Hilton Hotels Corp. last week enacted accreditation standards that third-party Internet-based distributors must meet to offer Hilton's merchant inventory. Although the standards went into effect last week, Bala Subramanian, Hilton senior vice president of distribution and brand integration, told BTN non-accredited distributors would have until year-end to meet the standards before Hilton pulls inventory.
"If there are hotels of ours that are distributing through non-accredited distributors, those hotels have to submit and secure a waiver and that waiver will expire by the end of the year," according to Subramanian. "By then, either those companies will ratchet up their agreement with us to become fully accredited, or by the end of the year we would have to pull our hotels off the shelf."
To become accredited, third-party sites must meet Hilton marketing requirements, overcome concerns about trademark use, offer price consistency to Hilton customers and enable "efficient technology to our reservation platform," Subramanian said.
"We want to make sure that distributing products throughout the Internet is efficient for the hotels and doesn't have any hidden costs because it's manual or because it's cumbersome for us to keep up with," Subramanian said. "So, a direct connect would be a requirement."

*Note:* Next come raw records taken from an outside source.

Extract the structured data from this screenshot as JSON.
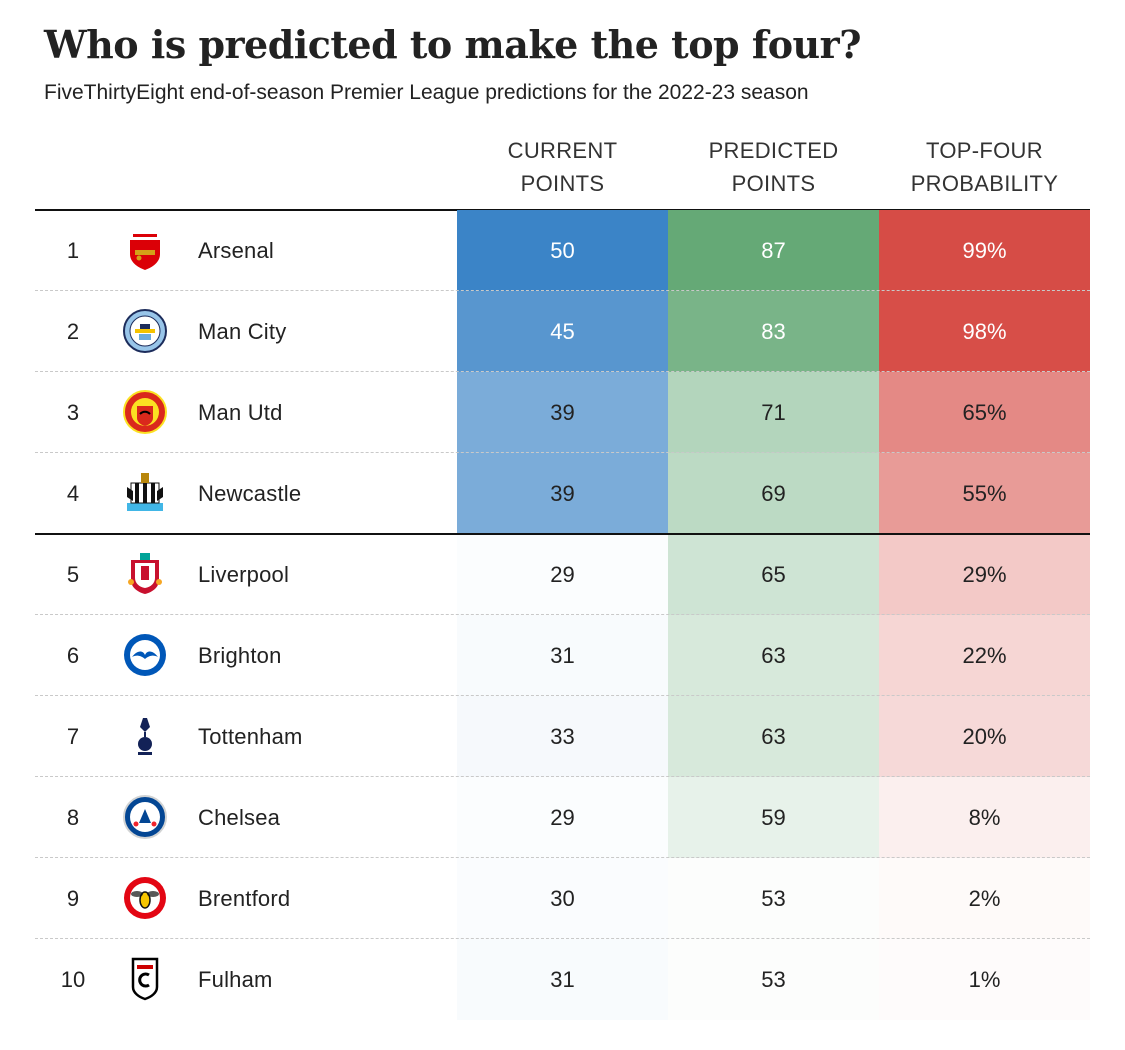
{
  "chart_data": {
    "type": "table",
    "title": "Who is predicted to make the top four?",
    "subtitle": "FiveThirtyEight end-of-season Premier League predictions for the 2022-23 season",
    "columns": [
      {
        "line1": "CURRENT",
        "line2": "POINTS"
      },
      {
        "line1": "PREDICTED",
        "line2": "POINTS"
      },
      {
        "line1": "TOP-FOUR",
        "line2": "PROBABILITY"
      }
    ],
    "rows": [
      {
        "rank": "1",
        "team": "Arsenal",
        "logo": "arsenal-crest-icon",
        "current_points": 50,
        "predicted_points": 87,
        "top_four": "99%",
        "top_four_value": 99
      },
      {
        "rank": "2",
        "team": "Man City",
        "logo": "man-city-crest-icon",
        "current_points": 45,
        "predicted_points": 83,
        "top_four": "98%",
        "top_four_value": 98
      },
      {
        "rank": "3",
        "team": "Man Utd",
        "logo": "man-utd-crest-icon",
        "current_points": 39,
        "predicted_points": 71,
        "top_four": "65%",
        "top_four_value": 65
      },
      {
        "rank": "4",
        "team": "Newcastle",
        "logo": "newcastle-crest-icon",
        "current_points": 39,
        "predicted_points": 69,
        "top_four": "55%",
        "top_four_value": 55
      },
      {
        "rank": "5",
        "team": "Liverpool",
        "logo": "liverpool-crest-icon",
        "current_points": 29,
        "predicted_points": 65,
        "top_four": "29%",
        "top_four_value": 29
      },
      {
        "rank": "6",
        "team": "Brighton",
        "logo": "brighton-crest-icon",
        "current_points": 31,
        "predicted_points": 63,
        "top_four": "22%",
        "top_four_value": 22
      },
      {
        "rank": "7",
        "team": "Tottenham",
        "logo": "tottenham-crest-icon",
        "current_points": 33,
        "predicted_points": 63,
        "top_four": "20%",
        "top_four_value": 20
      },
      {
        "rank": "8",
        "team": "Chelsea",
        "logo": "chelsea-crest-icon",
        "current_points": 29,
        "predicted_points": 59,
        "top_four": "8%",
        "top_four_value": 8
      },
      {
        "rank": "9",
        "team": "Brentford",
        "logo": "brentford-crest-icon",
        "current_points": 30,
        "predicted_points": 53,
        "top_four": "2%",
        "top_four_value": 2
      },
      {
        "rank": "10",
        "team": "Fulham",
        "logo": "fulham-crest-icon",
        "current_points": 31,
        "predicted_points": 53,
        "top_four": "1%",
        "top_four_value": 1
      }
    ],
    "cutoff_after_rank": 4,
    "colors": {
      "current_points": "#3b84c7",
      "predicted_points": "#65a976",
      "top_four": "#d64a44",
      "text_dark": "#222222",
      "text_light": "#ffffff"
    }
  }
}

InterActiveCorp already offers Hilton merchant inventory through its Expedia and Hotels.com brands, which Hilton said already met standards and are fully accredited. Through a two-year agreement, which expired this year, Hilton granted Expedia special access to inventory and Expedia agreed not to offer Hilton rooms at prices that undercut the Hilton's brand sites
(BTN, April 28, 2003). Meanwhile, Hilton has granted Hotwire, Priceline and Travelweb temporary accreditation, as details still need to be worked out, Subramanian said. Yet, two sites that distribute Hilton offerings and also play in the corporate travel marketplace are conspicuously missing from Hilton's list of accredited or partially accredited distributors: Orbitz and Travelocity.
"Travelocity and Travelocity Business have always had the published content from Hilton and we see this as an opportunity to negotiate with Hilton on a merchant deal, if that's something we choose to do," a spokesperson for Travelocity said.
"Our intention is not to pull inventory," Subramanian said. "We are engaging with those companies not on the accredited list so far and having conversations about terms to get full accreditation."
Yet, if Hilton were to decide to pull inventory from certain sites, it would not be the first time in the hotel industry. Intercontinental Hotels Group last August pulled its inventory from Expedia, its business travel arm Expedia Corporate Travel and Hotels.com.
IHG said Expedia as well as Hotels.com had failed to meet certain criteria it established for Web vendors
(BTN, Sept. 6, 2004). The matter remains unresolved.